We wanted to add support for securityContext for some time now as it was requested a bunch of times already. There was even an issue, tho it was closed by the creator #286, I have reopened it as I think it is still something we want to add natively, without the need of using resourcePatch. This would be a good starting point to opening customization of Mattermost deployment/pods.

Another thing you mentioned, that I strongly agree with are annotations, I like the idea of not overriding those that should not be overriden, perhaps we could also explore disabling them with something like monitoring: disabled, tho that is probably something for the future.

Regarding the labels, resourceLabels currently apply to all resources created by Operator. Perhaps we could use more granularity there on top of that. I think what you propose makes total sense, however changing how the labels priority is handled could be considered a breaking change, therefore we would need to postpone releasing it to the next major version.

With the update check job, the spec is copied as this is a simple way to ensure that:

  • It avoids a bunch of edge cases of some specific Mattermost configuration.
  • It runs with the same config as Mattermost pods, therefore should not do anything unexpected.

I think we should allow some customization there as now it is pretty highly opinionated thing that users should have a way to customize / disable. I would be really cautious with changing the logic of copying the spec, so perhaps we could start with applying some overrides on top of that, and annotations seems like a good start point, given that securityContext could be copied from the pod spec.

Regarding the shape of the config, we are trying to move more towards grouping things by resource as it makes it easier for user to find and understand particular config options, handle things from code perspective, as well as make it more extendable for the future.

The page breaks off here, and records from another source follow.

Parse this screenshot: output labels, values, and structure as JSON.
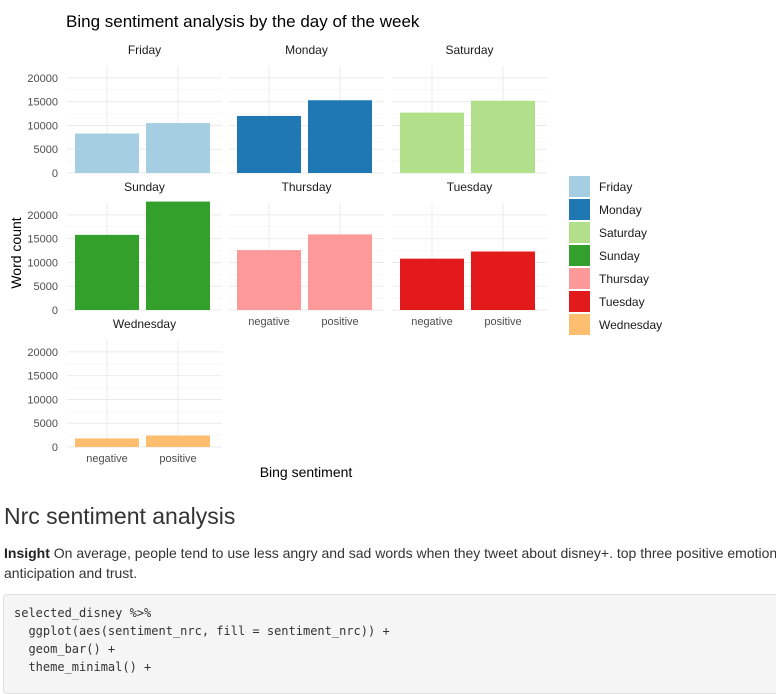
{
  "chart_data": {
    "type": "bar",
    "title": "Bing sentiment analysis by the day of the week",
    "xlabel": "Bing sentiment",
    "ylabel": "Word count",
    "ylim": [
      0,
      22500
    ],
    "y_ticks": [
      0,
      5000,
      10000,
      15000,
      20000
    ],
    "y_tick_labels": [
      "0",
      "5000",
      "10000",
      "15000",
      "20000"
    ],
    "categories": [
      "negative",
      "positive"
    ],
    "grid": true,
    "legend_position": "right",
    "facets": [
      {
        "name": "Friday",
        "color": "#A6CEE3",
        "values": [
          8300,
          10500
        ]
      },
      {
        "name": "Monday",
        "color": "#1F78B4",
        "values": [
          12000,
          15300
        ]
      },
      {
        "name": "Saturday",
        "color": "#B2DF8A",
        "values": [
          12700,
          15200
        ]
      },
      {
        "name": "Sunday",
        "color": "#33A02C",
        "values": [
          15800,
          22800
        ]
      },
      {
        "name": "Thursday",
        "color": "#FB9A99",
        "values": [
          12600,
          15900
        ]
      },
      {
        "name": "Tuesday",
        "color": "#E31A1C",
        "values": [
          10800,
          12300
        ]
      },
      {
        "name": "Wednesday",
        "color": "#FDBF6F",
        "values": [
          1800,
          2400
        ]
      }
    ]
  },
  "section": {
    "heading": "Nrc sentiment analysis",
    "insight_label": "Insight",
    "insight_text": " On average, people tend to use less angry and sad words when they tweet about disney+. top three positive emotion anticipation and trust."
  },
  "code": {
    "lines": [
      "selected_disney %>%",
      "  ggplot(aes(sentiment_nrc, fill = sentiment_nrc)) +",
      "  geom_bar() +",
      "  theme_minimal() +"
    ]
  }
}
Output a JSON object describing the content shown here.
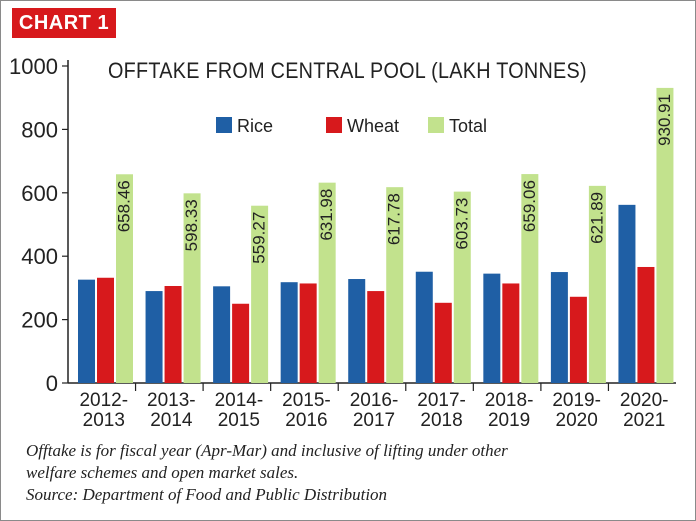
{
  "badge": "CHART 1",
  "chart_data": {
    "type": "bar",
    "title": "OFFTAKE FROM CENTRAL POOL (LAKH TONNES)",
    "categories": [
      [
        "2012-",
        "2013"
      ],
      [
        "2013-",
        "2014"
      ],
      [
        "2014-",
        "2015"
      ],
      [
        "2015-",
        "2016"
      ],
      [
        "2016-",
        "2017"
      ],
      [
        "2017-",
        "2018"
      ],
      [
        "2018-",
        "2019"
      ],
      [
        "2019-",
        "2020"
      ],
      [
        "2020-",
        "2021"
      ]
    ],
    "series": [
      {
        "name": "Rice",
        "color": "#1f5fa5",
        "values": [
          326,
          290,
          305,
          318,
          328,
          351,
          345,
          350,
          562
        ]
      },
      {
        "name": "Wheat",
        "color": "#d7191c",
        "values": [
          332,
          306,
          250,
          314,
          290,
          253,
          314,
          272,
          366
        ]
      },
      {
        "name": "Total",
        "color": "#c2e28d",
        "values": [
          658.46,
          598.33,
          559.27,
          631.98,
          617.78,
          603.73,
          659.06,
          621.89,
          930.91
        ],
        "labels": [
          "658.46",
          "598.33",
          "559.27",
          "631.98",
          "617.78",
          "603.73",
          "659.06",
          "621.89",
          "930.91"
        ]
      }
    ],
    "ylim": [
      0,
      1000
    ],
    "yticks": [
      0,
      200,
      400,
      600,
      800,
      1000
    ],
    "legend": "top-center",
    "grid": false
  },
  "note": {
    "line1": "Offtake is for fiscal year (Apr-Mar) and inclusive of lifting under other",
    "line2": "welfare schemes and open market sales.",
    "source": "Source: Department of Food and Public Distribution"
  }
}
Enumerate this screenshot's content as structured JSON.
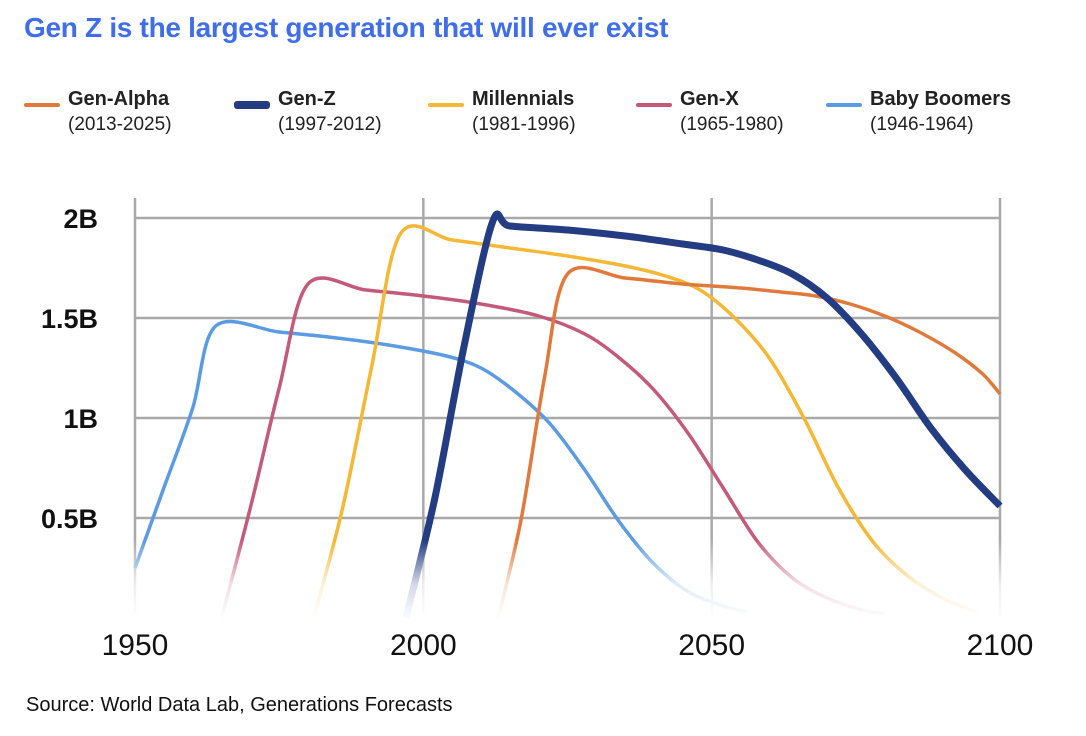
{
  "chart_data": {
    "type": "line",
    "title": "Gen Z is the largest generation that will ever exist",
    "source": "Source: World Data Lab, Generations Forecasts",
    "xlabel": "",
    "ylabel": "",
    "xlim": [
      1950,
      2100
    ],
    "ylim": [
      0,
      2.1
    ],
    "x_ticks": [
      1950,
      2000,
      2050,
      2100
    ],
    "x_tick_labels": [
      "1950",
      "2000",
      "2050",
      "2100"
    ],
    "y_ticks": [
      0.5,
      1,
      1.5,
      2
    ],
    "y_tick_labels": [
      "0.5B",
      "1B",
      "1.5B",
      "2B"
    ],
    "grid": true,
    "legend_position": "top",
    "series": [
      {
        "name": "Gen-Alpha",
        "range": "(2013-2025)",
        "color": "#e07a3c",
        "width": 3.5,
        "x": [
          2013,
          2017,
          2021,
          2025,
          2035,
          2045,
          2055,
          2062,
          2068,
          2074,
          2080,
          2086,
          2092,
          2097,
          2100
        ],
        "y": [
          0.0,
          0.5,
          1.2,
          1.72,
          1.7,
          1.67,
          1.65,
          1.63,
          1.61,
          1.57,
          1.51,
          1.43,
          1.33,
          1.22,
          1.12
        ]
      },
      {
        "name": "Gen-Z",
        "range": "(1997-2012)",
        "color": "#233c82",
        "width": 7,
        "x": [
          1997,
          2002,
          2007,
          2012,
          2015,
          2025,
          2035,
          2045,
          2052,
          2058,
          2064,
          2070,
          2076,
          2082,
          2088,
          2094,
          2100
        ],
        "y": [
          0.0,
          0.6,
          1.35,
          1.98,
          1.96,
          1.94,
          1.91,
          1.87,
          1.84,
          1.79,
          1.72,
          1.6,
          1.42,
          1.2,
          0.95,
          0.74,
          0.56
        ]
      },
      {
        "name": "Millennials",
        "range": "(1981-1996)",
        "color": "#f4b836",
        "width": 3.5,
        "x": [
          1981,
          1986,
          1991,
          1996,
          2005,
          2015,
          2025,
          2035,
          2042,
          2048,
          2054,
          2060,
          2066,
          2072,
          2078,
          2084,
          2090,
          2096
        ],
        "y": [
          0.0,
          0.55,
          1.25,
          1.92,
          1.89,
          1.85,
          1.81,
          1.76,
          1.71,
          1.64,
          1.5,
          1.3,
          1.0,
          0.65,
          0.38,
          0.21,
          0.1,
          0.03
        ]
      },
      {
        "name": "Gen-X",
        "range": "(1965-1980)",
        "color": "#c45a7a",
        "width": 3.5,
        "x": [
          1965,
          1970,
          1975,
          1980,
          1990,
          2000,
          2010,
          2020,
          2028,
          2034,
          2040,
          2046,
          2052,
          2058,
          2064,
          2070,
          2076,
          2080
        ],
        "y": [
          0.0,
          0.55,
          1.15,
          1.67,
          1.64,
          1.61,
          1.57,
          1.51,
          1.42,
          1.3,
          1.14,
          0.92,
          0.65,
          0.38,
          0.2,
          0.1,
          0.04,
          0.02
        ]
      },
      {
        "name": "Baby Boomers",
        "range": "(1946-1964)",
        "color": "#5b9be2",
        "width": 3.5,
        "x": [
          1950,
          1955,
          1960,
          1964,
          1975,
          1985,
          1995,
          2004,
          2010,
          2016,
          2022,
          2028,
          2034,
          2040,
          2046,
          2052,
          2056
        ],
        "y": [
          0.25,
          0.65,
          1.05,
          1.46,
          1.43,
          1.4,
          1.36,
          1.31,
          1.25,
          1.13,
          0.97,
          0.74,
          0.48,
          0.27,
          0.13,
          0.06,
          0.03
        ]
      }
    ]
  }
}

I could see therefore something like:

spec:
  pod/deployment: # depending how granular we want to go we could do deployment.podTemplate etc...
    podSecurityContext: ...
    annotations: ... # if we want something pod/deployment 
    ...
  updateCheck:
    ...

Szymongib avatar Jul 21 '22 18:07 Szymongib

To narrow the focus of this issue to just the update-check I opened #298 to handle the labels/annotations support for the main app server pods.

mjnagel avatar Aug 11 '22 20:08 mjnagel